ConJur – A primeira instância
é o grande problema da Justiça como um todo, pela alta carga de
processos e de trabalho. Na sua gestão o que foi feito para tentar
melhorar a situação dos juízes nas suas varas?
Renato Nalini – Lentamente, porque não é fácil, trabalhamos
para que o juiz de primeiro grau tenha a mesma equipe do desembargador. O
desembargador tem quatro assistentes e três escreventes ou dois
escreventes e um estagiário, mas no mínimo seis pessoas no gabinete. O
juiz, em regra, só tinha um assistente e a equipe do cartório. Com a
informatização, gradualmente, servidores são liberados para exercer
outras atribuições. Não é mais necessário carregar os autos e nem toda
essa movimentação que o processo físico demanda. Então, aquele servidor
que tem mais vontade de estudar, de pesquisar, de fazer minuta de
decisões, etc., pode mudar de atribuições. Mesmo antes das metas do CNJ,
sempre defendi que a Justiça de primeiro grau é a mais importante.
Deveríamos terminar a maior parte dos processos em primeira instância,
porque é o juiz que olha no rosto das pessoas. Quando chega no tribunal,
os desembargadores julgam a tese, doutrina, é uma ficção. Não estamos
ali com o caso flamejando.
ConJur – Há uma previsão para o aumento da equipe dos juízes?

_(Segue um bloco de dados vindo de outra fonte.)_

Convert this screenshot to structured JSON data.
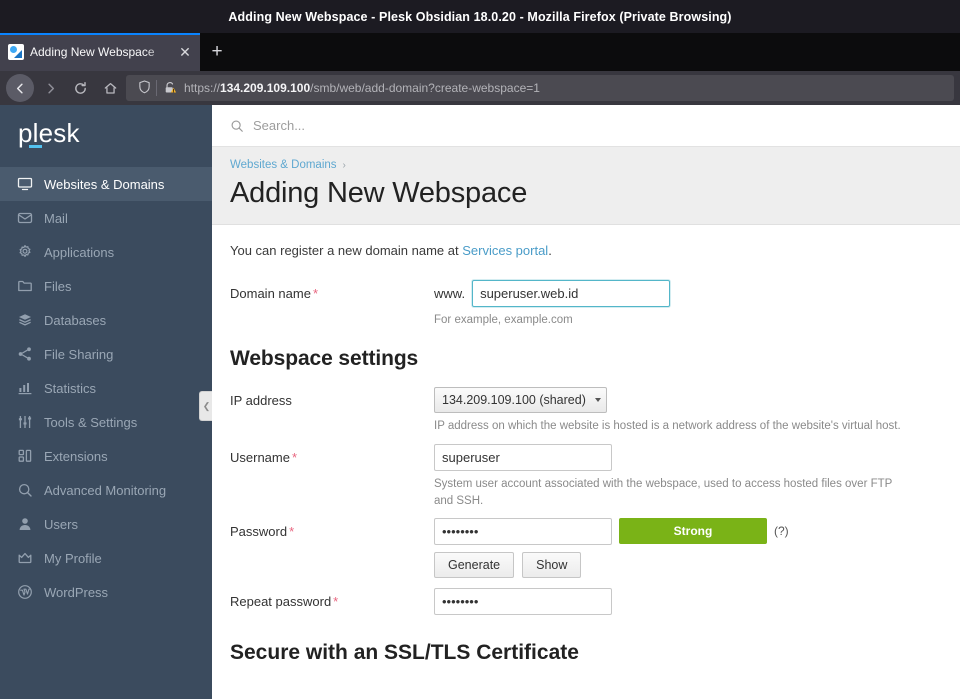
{
  "browser": {
    "window_title": "Adding New Webspace - Plesk Obsidian 18.0.20 - Mozilla Firefox (Private Browsing)",
    "tab_title": "Adding New Webspace",
    "tab_close_label": "✕",
    "new_tab_label": "+",
    "back_label": "←",
    "forward_label": "→",
    "reload_label": "⟳",
    "home_label": "⌂",
    "url_scheme": "https://",
    "url_host": "134.209.109.100",
    "url_path": "/smb/web/add-domain?create-webspace=1"
  },
  "sidebar": {
    "brand": "plesk",
    "collapse_label": "❮",
    "items": [
      {
        "label": "Websites & Domains",
        "icon": "monitor-icon",
        "active": true
      },
      {
        "label": "Mail",
        "icon": "envelope-icon",
        "active": false
      },
      {
        "label": "Applications",
        "icon": "gear-icon",
        "active": false
      },
      {
        "label": "Files",
        "icon": "folder-icon",
        "active": false
      },
      {
        "label": "Databases",
        "icon": "database-icon",
        "active": false
      },
      {
        "label": "File Sharing",
        "icon": "share-icon",
        "active": false
      },
      {
        "label": "Statistics",
        "icon": "bar-chart-icon",
        "active": false
      },
      {
        "label": "Tools & Settings",
        "icon": "sliders-icon",
        "active": false
      },
      {
        "label": "Extensions",
        "icon": "blocks-icon",
        "active": false
      },
      {
        "label": "Advanced Monitoring",
        "icon": "magnifier-icon",
        "active": false
      },
      {
        "label": "Users",
        "icon": "user-icon",
        "active": false
      },
      {
        "label": "My Profile",
        "icon": "crown-icon",
        "active": false
      },
      {
        "label": "WordPress",
        "icon": "wordpress-icon",
        "active": false
      }
    ]
  },
  "search": {
    "placeholder": "Search..."
  },
  "page": {
    "breadcrumb_item": "Websites & Domains",
    "breadcrumb_sep": "›",
    "title": "Adding New Webspace"
  },
  "form": {
    "intro_prefix": "You can register a new domain name at ",
    "intro_link": "Services portal",
    "intro_suffix": ".",
    "domain": {
      "label": "Domain name",
      "required_mark": "*",
      "prefix": "www.",
      "value": "superuser.web.id",
      "hint": "For example, example.com"
    },
    "webspace_settings_title": "Webspace settings",
    "ip": {
      "label": "IP address",
      "value": "134.209.109.100 (shared)",
      "options": [
        "134.209.109.100 (shared)"
      ],
      "hint": "IP address on which the website is hosted is a network address of the website's virtual host."
    },
    "username": {
      "label": "Username",
      "required_mark": "*",
      "value": "superuser",
      "hint": "System user account associated with the webspace, used to access hosted files over FTP and SSH."
    },
    "password": {
      "label": "Password",
      "required_mark": "*",
      "value": "••••••••",
      "strength_label": "Strong",
      "strength_percent": 100,
      "strength_color": "#7ab317",
      "help_label": "(?)",
      "generate_label": "Generate",
      "show_label": "Show"
    },
    "repeat_password": {
      "label": "Repeat password",
      "required_mark": "*",
      "value": "••••••••"
    }
  },
  "ssl": {
    "title": "Secure with an SSL/TLS Certificate"
  }
}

Renato Nalini – Sim, mas é um processo lento. Temos que criar
legislação para transformar o agente em escrevente, por exemplo. O
agente é uma pessoa que auxilia em coisas menores. Mas vimos que, pela
necessidade, eles começaram a fazer serviço de escrevente. Já enviamos
para a Assembleia um projeto de lei para que os agentes, desde que façam
um curso e passem por uma prova, para não frustrar a regra do concurso
público, sejam escreventes. Temos uma estrutura de 140 anos, que foi se
formando aos poucos, e não é fácil de mudar. Mas estamos ressuscitando a
ideia de família forense, pedindo que todos se motivem, que todos se
sintam empenhados, que se sintam concretizadores da Justiça.
ConJur – O tribunal tem editado súmulas para uniformizar os seus entendimentos?

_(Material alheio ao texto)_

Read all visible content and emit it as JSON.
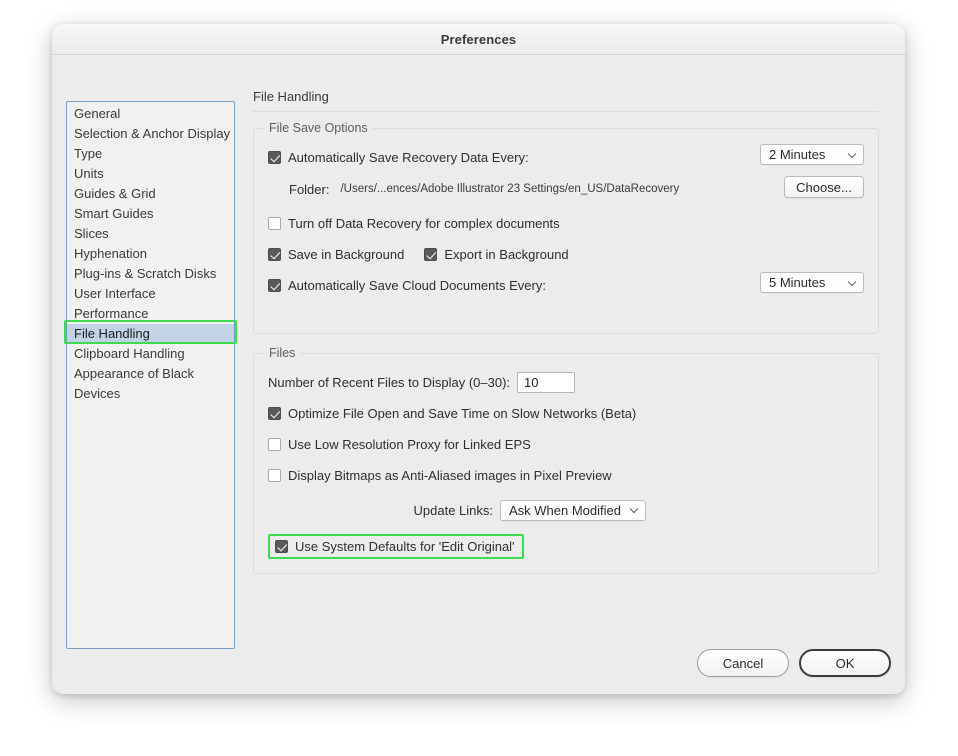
{
  "window": {
    "title": "Preferences"
  },
  "sidebar": {
    "items": [
      {
        "label": "General",
        "selected": false
      },
      {
        "label": "Selection & Anchor Display",
        "selected": false
      },
      {
        "label": "Type",
        "selected": false
      },
      {
        "label": "Units",
        "selected": false
      },
      {
        "label": "Guides & Grid",
        "selected": false
      },
      {
        "label": "Smart Guides",
        "selected": false
      },
      {
        "label": "Slices",
        "selected": false
      },
      {
        "label": "Hyphenation",
        "selected": false
      },
      {
        "label": "Plug-ins & Scratch Disks",
        "selected": false
      },
      {
        "label": "User Interface",
        "selected": false
      },
      {
        "label": "Performance",
        "selected": false
      },
      {
        "label": "File Handling",
        "selected": true
      },
      {
        "label": "Clipboard Handling",
        "selected": false
      },
      {
        "label": "Appearance of Black",
        "selected": false
      },
      {
        "label": "Devices",
        "selected": false
      }
    ]
  },
  "pane": {
    "title": "File Handling",
    "file_save_options": {
      "legend": "File Save Options",
      "auto_save_recovery": {
        "label": "Automatically Save Recovery Data Every:",
        "checked": true,
        "interval": "2 Minutes"
      },
      "folder": {
        "label": "Folder:",
        "path": "/Users/...ences/Adobe Illustrator 23 Settings/en_US/DataRecovery",
        "choose_label": "Choose..."
      },
      "turn_off_recovery": {
        "label": "Turn off Data Recovery for complex documents",
        "checked": false
      },
      "save_in_background": {
        "label": "Save in Background",
        "checked": true
      },
      "export_in_background": {
        "label": "Export in Background",
        "checked": true
      },
      "auto_save_cloud": {
        "label": "Automatically Save Cloud Documents Every:",
        "checked": true,
        "interval": "5 Minutes"
      }
    },
    "files": {
      "legend": "Files",
      "recent_files": {
        "label": "Number of Recent Files to Display (0–30):",
        "value": "10"
      },
      "optimize_file_open": {
        "label": "Optimize File Open and Save Time on Slow Networks (Beta)",
        "checked": true
      },
      "low_res_proxy": {
        "label": "Use Low Resolution Proxy for Linked EPS",
        "checked": false
      },
      "display_bitmaps": {
        "label": "Display Bitmaps as Anti-Aliased images in Pixel Preview",
        "checked": false
      },
      "update_links": {
        "label": "Update Links:",
        "value": "Ask When Modified"
      },
      "edit_original": {
        "label": "Use System Defaults for 'Edit Original'",
        "checked": true
      }
    }
  },
  "footer": {
    "cancel_label": "Cancel",
    "ok_label": "OK"
  },
  "colors": {
    "highlight_ring": "#3ddc4e",
    "selection_bg": "#c2d3e8",
    "dialog_bg": "#ececec"
  }
}
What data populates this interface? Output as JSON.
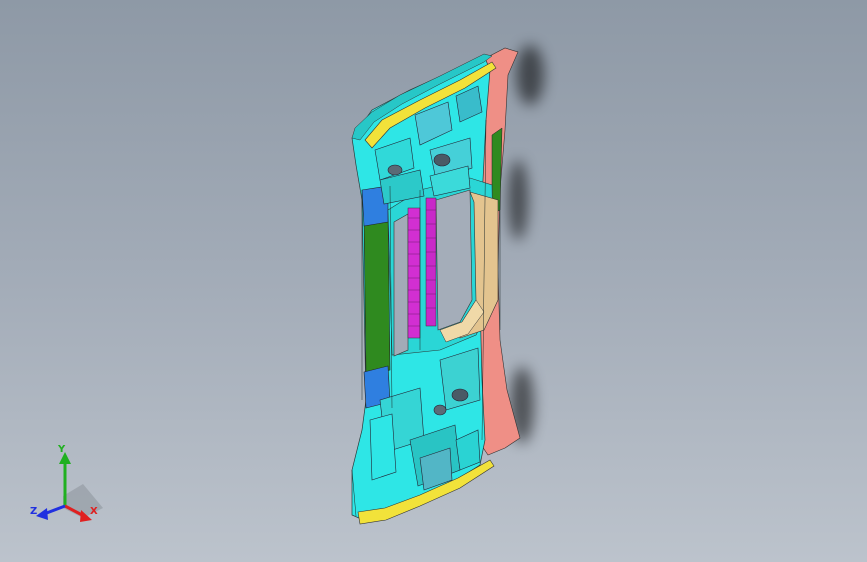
{
  "triad": {
    "x_label": "X",
    "y_label": "Y",
    "z_label": "Z",
    "x_color": "#e02020",
    "y_color": "#20b020",
    "z_color": "#2030e0"
  },
  "colors": {
    "background_top": "#8e99a6",
    "background_bottom": "#bcc3cc",
    "part_cyan": "#2ee6e6",
    "part_yellow": "#f2e23a",
    "part_salmon": "#ef8f86",
    "part_green": "#2f8a1f",
    "part_blue": "#2f7fe0",
    "part_tan": "#e3c48f",
    "part_magenta": "#d22fd2"
  }
}
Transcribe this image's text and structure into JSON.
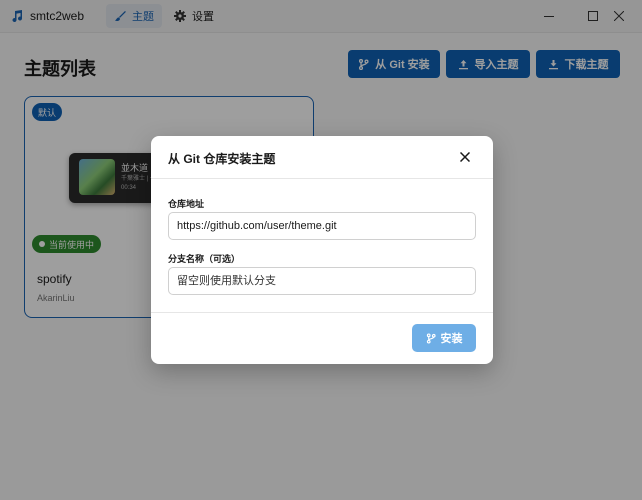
{
  "app": {
    "name": "smtc2web"
  },
  "nav": {
    "themes_label": "主题",
    "settings_label": "设置"
  },
  "page": {
    "title": "主题列表"
  },
  "toolbar": {
    "git_install_label": "从 Git 安装",
    "import_label": "导入主题",
    "download_label": "下载主题"
  },
  "theme_card": {
    "default_badge": "默认",
    "preview_song": "並木道",
    "preview_sub": "千葉雅士 | 七",
    "preview_time": "00:34",
    "current_badge": "当前使用中",
    "name": "spotify",
    "author": "AkarinLiu"
  },
  "dialog": {
    "title": "从 Git 仓库安装主题",
    "repo_label": "仓库地址",
    "repo_value": "https://github.com/user/theme.git",
    "branch_label": "分支名称（可选）",
    "branch_placeholder": "留空则使用默认分支",
    "install_label": "安装"
  },
  "colors": {
    "accent": "#0f62b5",
    "install_disabled": "#6eaee6",
    "current_badge": "#2e8b2e"
  },
  "icons": {
    "app": "music-note-icon",
    "themes": "brush-icon",
    "settings": "gear-icon",
    "git": "git-branch-icon",
    "import": "upload-icon",
    "download": "download-icon",
    "close": "close-icon"
  }
}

Renato Nalini – São as seções que editam. O Órgão Especial
aprova, mas quem faz são as seções. Fico extremamente angustiado quando
vejo milhões de processos iguais que poderíamos brecar antes da
distribuição. A minha ideia era fazer uma barreira prévia: se todos são
iguais, separamos antes da distribuição e aplicamos a mesma decisão para
todos. Isso aliviaria muito e não haveria essa loteria. Mas ainda não
consegui. Pedi, por escrito, aos presidentes das seções para que
fizessem isso. O STJ tem o núcleo de recursos repetitivos e o Supremo
também, por que nós ao podemos? Inclusive, já existe o núcleo de
recursos repetitivos, o Nurer, mas mudar a cultura é muito difícil.

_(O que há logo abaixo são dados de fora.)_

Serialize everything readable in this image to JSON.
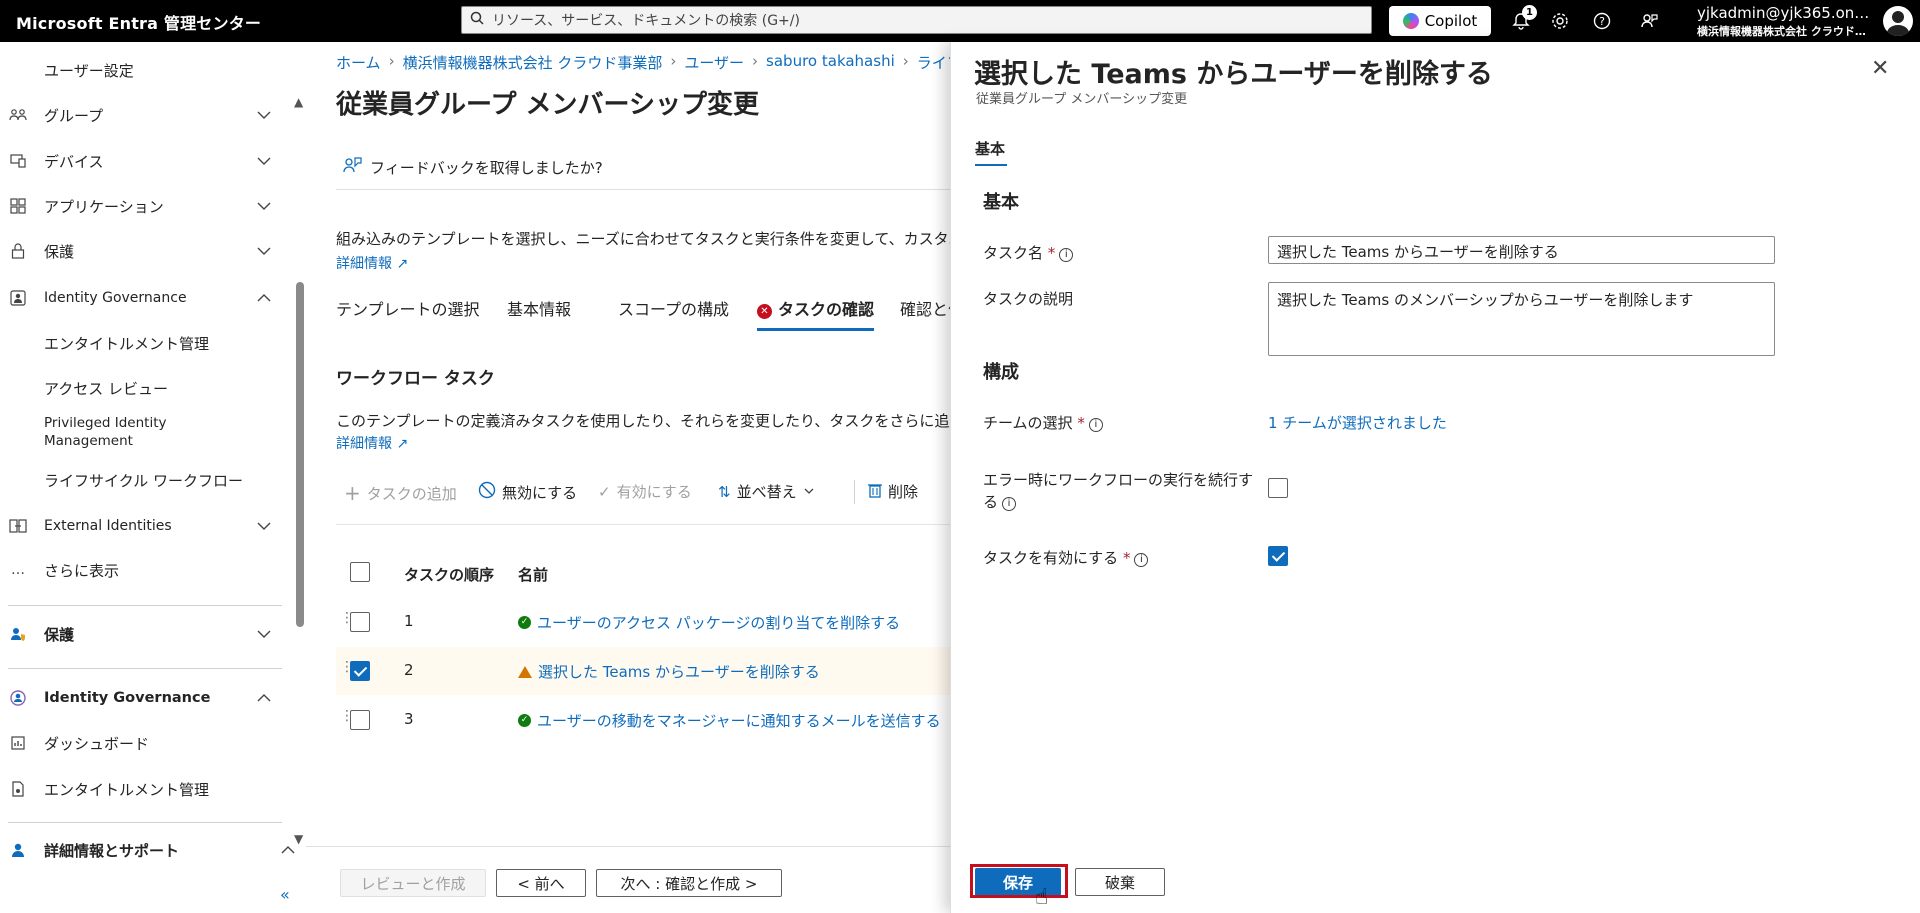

ConJur – As audiências de custódia estão funcionando?
Renato Nalini – Da melhor maneira possível. Estou extremamente
satisfeito. Confesso que tinha receio. Nós estávamos muito atrasados no
cumprimento do compromisso que assumimos internacionalmente e também da
Constituição de 1988. Eu era juiz auxiliar da presidência quando a
Constituição foi editada. E, naquela época, propus ao presidente que
cumpríssemos o seu inciso LXII do artigo 5º: “a prisão de qualquer
pessoa e o local onde se encontra serão comunicados imediatamente ao
juiz competente e à família do preso ou a pessoa por ele indicada”.
Desde 5 de outubro de 1988 isso existe. Fiz um parecer ao presidente,
mas, bom, não deu. O Pacto de São José da Costa Rica, que é de 1969,
também prevê. E o resultado é que quase 40% das pessoas não precisariam
ficar presas. Vimos que é possível, que é só ter vontade e coragem. Deu
tudo certo e o subproduto, que é aliviar um pouco o sistema carcerário,
também deve ser levado em conta em tempos de crise, já que é tão caro
abrigar um preso.
ConJur – A audiência de custódia foi determinação do CNJ?
Renato Nalini – Não, foi iniciativa nossa. Mas o ministro Ricardo Lewandowski
[presidente do STF e do CNJ]
e o secretário de Segurança Pública Alexandre de Moraes também queriam.
Houve uma coincidência. Se alguém tivesse sido contra, não teria saído
do papel. As audiências de custódia estão se espalhando.